Jack tells me he farms sheep, though I knew this already. He tells me all about sheep, as we hike through the fog.

‘You know they say sheep are stupid,’ he says, helping me over a wooden stile. ‘Well they’re right. Only thing sheep is good at is dying. You name it, they get it. Lice, ticks, scabs, big fat worms as long as a toddler’s arm.’ He laughs, his hand firm on my arm, or sometimes, rather too warmly, right around my waist. ‘Foot rot, braxy, tetanus, pulpy kidney, blackleg, lamb dysentery, black disease, pasteurella. And if that isn’t enough, if they haven’t managed to kill themselves eating ragwort, or drowned themselves down at Black-a-Tor, they go and stick their heads in wires. I sometimes think they are naturally suicidal.’

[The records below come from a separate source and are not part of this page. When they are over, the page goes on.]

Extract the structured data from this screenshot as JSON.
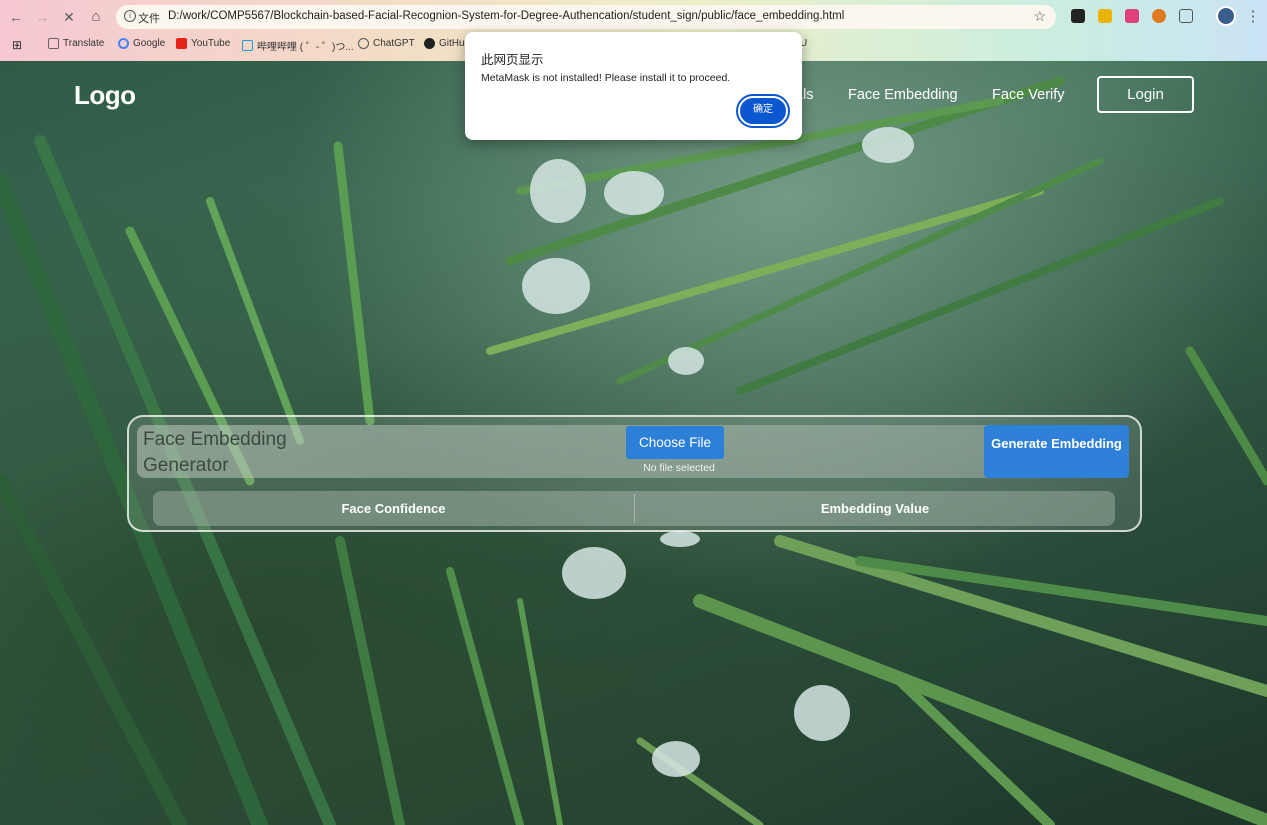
{
  "browser": {
    "nav": {
      "back": "←",
      "forward": "→",
      "stop": "✕",
      "home": "⌂"
    },
    "address": {
      "scheme_label": "文件",
      "url": "D:/work/COMP5567/Blockchain-based-Facial-Recognion-System-for-Degree-Authencation/student_sign/public/face_embedding.html",
      "star": "☆"
    },
    "menu": "⋮",
    "bookmarks": {
      "apps": "⊞",
      "items": [
        "Translate",
        "Google",
        "YouTube",
        "哔哩哔哩 ( ゜- ゜)つ...",
        "ChatGPT",
        "GitHu"
      ],
      "trailing": "U"
    }
  },
  "site": {
    "logo": "Logo",
    "nav": [
      {
        "label": "als"
      },
      {
        "label": "Face Embedding"
      },
      {
        "label": "Face Verify"
      }
    ],
    "login_label": "Login"
  },
  "generator": {
    "title": "Face Embedding Generator",
    "choose_file_label": "Choose File",
    "file_status": "No file selected",
    "generate_label": "Generate Embedding",
    "result_columns": [
      "Face Confidence",
      "Embedding Value"
    ]
  },
  "alert": {
    "title": "此网页显示",
    "message": "MetaMask is not installed! Please install it to proceed.",
    "ok_label": "确定"
  }
}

I try not to react. Does he know my story? Is he winding me up? I’m pretty sure Adam doesn’t like Jack Bryant. Some ancient family argument.

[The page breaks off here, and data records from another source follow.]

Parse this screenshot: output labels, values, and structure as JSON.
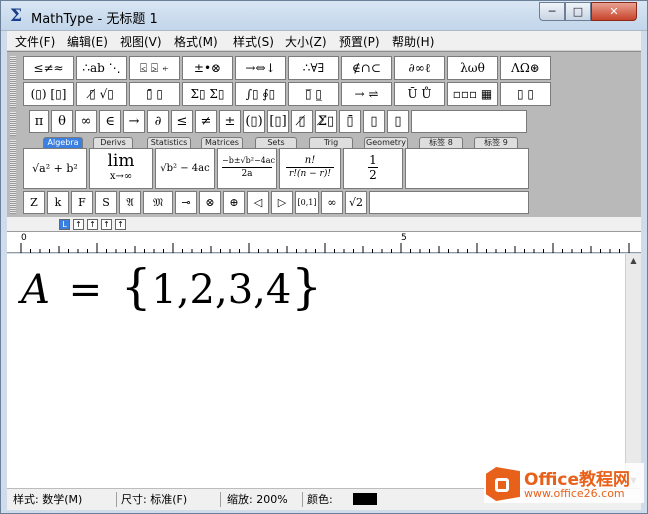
{
  "window": {
    "title": "MathType - 无标题 1",
    "controls": {
      "minimize": "─",
      "maximize": "□",
      "close": "✕"
    }
  },
  "menu": [
    "文件(F)",
    "编辑(E)",
    "视图(V)",
    "格式(M)",
    "样式(S)",
    "大小(Z)",
    "预置(P)",
    "帮助(H)"
  ],
  "palettes": {
    "row1": [
      "≤≠≈",
      "∴ab ⋱",
      "⍃ ⍄ ⍅",
      "±•⊗",
      "→⇔↓",
      "∴∀∃",
      "∉∩⊂",
      "∂∞ℓ",
      "λωθ",
      "ΛΩ⊛"
    ],
    "row2": [
      "(▯) [▯]",
      "▯̸ √▯",
      "▯̄ ▯",
      "Σ▯ Σ▯",
      "∫▯ ∮▯",
      "▯̅ ▯̲",
      "→ ⇌",
      "Ū Ů",
      "▫▫▫ ▦",
      "▯ ▯"
    ],
    "row3": [
      "π",
      "θ",
      "∞",
      "∈",
      "→",
      "∂",
      "≤",
      "≠",
      "±",
      "(▯)",
      "[▯]",
      "▯̸",
      "Σ̸▯",
      "▯̄",
      "▯",
      "▯"
    ]
  },
  "tabs": [
    "Algebra",
    "Derivs",
    "Statistics",
    "Matrices",
    "Sets",
    "Trig",
    "Geometry",
    "标签 8",
    "标签 9"
  ],
  "templates": [
    {
      "name": "sqrt-a2-b2",
      "text": "√a² + b²"
    },
    {
      "name": "limit",
      "text": "lim",
      "sub": "x→∞"
    },
    {
      "name": "sqrt-b2-4ac",
      "text": "√b² − 4ac"
    },
    {
      "name": "quadratic",
      "text": "−b±√b²−4ac",
      "sub": "2a"
    },
    {
      "name": "combination",
      "text": "n!",
      "sub": "r!(n − r)!"
    },
    {
      "name": "half",
      "text": "1",
      "sub": "2"
    }
  ],
  "small_symbols": [
    "Z",
    "k",
    "F",
    "S",
    "𝔄",
    "𝔐",
    "⊸",
    "⊗",
    "⊕",
    "◁",
    "▷",
    "[0,1]",
    "∞",
    "√2"
  ],
  "tab_buttons": [
    "L",
    "↑",
    "↑",
    "↑",
    "↑"
  ],
  "ruler": {
    "labels": [
      "0",
      "5"
    ]
  },
  "equation": {
    "lhs": "A",
    "eq": "=",
    "open": "{",
    "body": "1,2,3,4",
    "close": "}"
  },
  "status": {
    "style": "样式: 数学(M)",
    "size": "尺寸: 标准(F)",
    "zoom": "缩放: 200%",
    "color_label": "颜色:",
    "color_value": "#000000"
  },
  "watermark": {
    "title": "Office教程网",
    "url": "www.office26.com"
  }
}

That arm strays to my waist again.

Squeezing.

‘Then there’s the devil-worshippers.’

‘What?’

‘Yeah,’ says Jack, steering me over a little clapper bridge. ‘Get a lot of that all over: weird patterns, burned circles, tortured animals. Adam deals with it all the time.’ He pauses, in the mist, looking at me. Smirking. ‘There was this one case, with a foal. Jeez. Did he not tell you?’

‘No.’

‘Guess he doesn’t want to bring it home, scare that little girl of yours, Lyla?’ His grin is very wide, like he finds it all funny. ‘Anyway, yeah. Last autumn he found a foal. Bloody odd, it was surrounded by these patches of charred grass.’ Jack chuckles loudly. ‘He called me and asked me to help. What a job. That poor bastard foal. They’d cut its tongue and eyes out, and cut off its, you know, genitals, cut ’em all off, and sliced off an ear. And there was this weird white paint on one leg, some symbol, a star or pattern.’ Jack is scanning the horizon, though all I can see is fog, then he puts his hand on my hand. ‘And the weirdest thing of all was, they’d dragged the bleeding corpse, when the animal was likely still alive, they’d dragged it round and round in circles and stars, making these crazy patterns of blood in the frost. Demon symbols, I heard. Strangest thing I ever saw. Sent a fucking shiver right down me. Happened over near your place, Pete Bickle’s farm. Not far from Hobbyjob’s and Huckerby. Which I thought was kinda funny, cos your mum would have loved the spookiness, if you see what I mean.’

‘What?’

I gaze at him. Those blue eyes so like Adam’s, but colder still. ‘My mum? You knew my mum?’

‘Sure I knew your mum, Kat, way back, when we were all kids, all of us cousins, lads in Chagford. And she was all into that pagan stuff, wasn’t she? You do know that? I don’t mean she tortured animals, nothing like that.’ He laughs. ‘All I mean is that she was into those symbols. Spells. Spirits, spooks, deadly nightshade, wacky mushrooms, whatever. Dancing naked around stones: all stuff they used to do on the moors back in the day, all the hippies from Totnes. Amazing she didn’t die of flu, your mum, amount of time she was starkers up the tors. They did like a party.’ He stops abruptly. As if he is teasing me.

‘There’s Adam.’ He pauses. ‘At least, I think it’s Adam. This mist is a right fucking job.’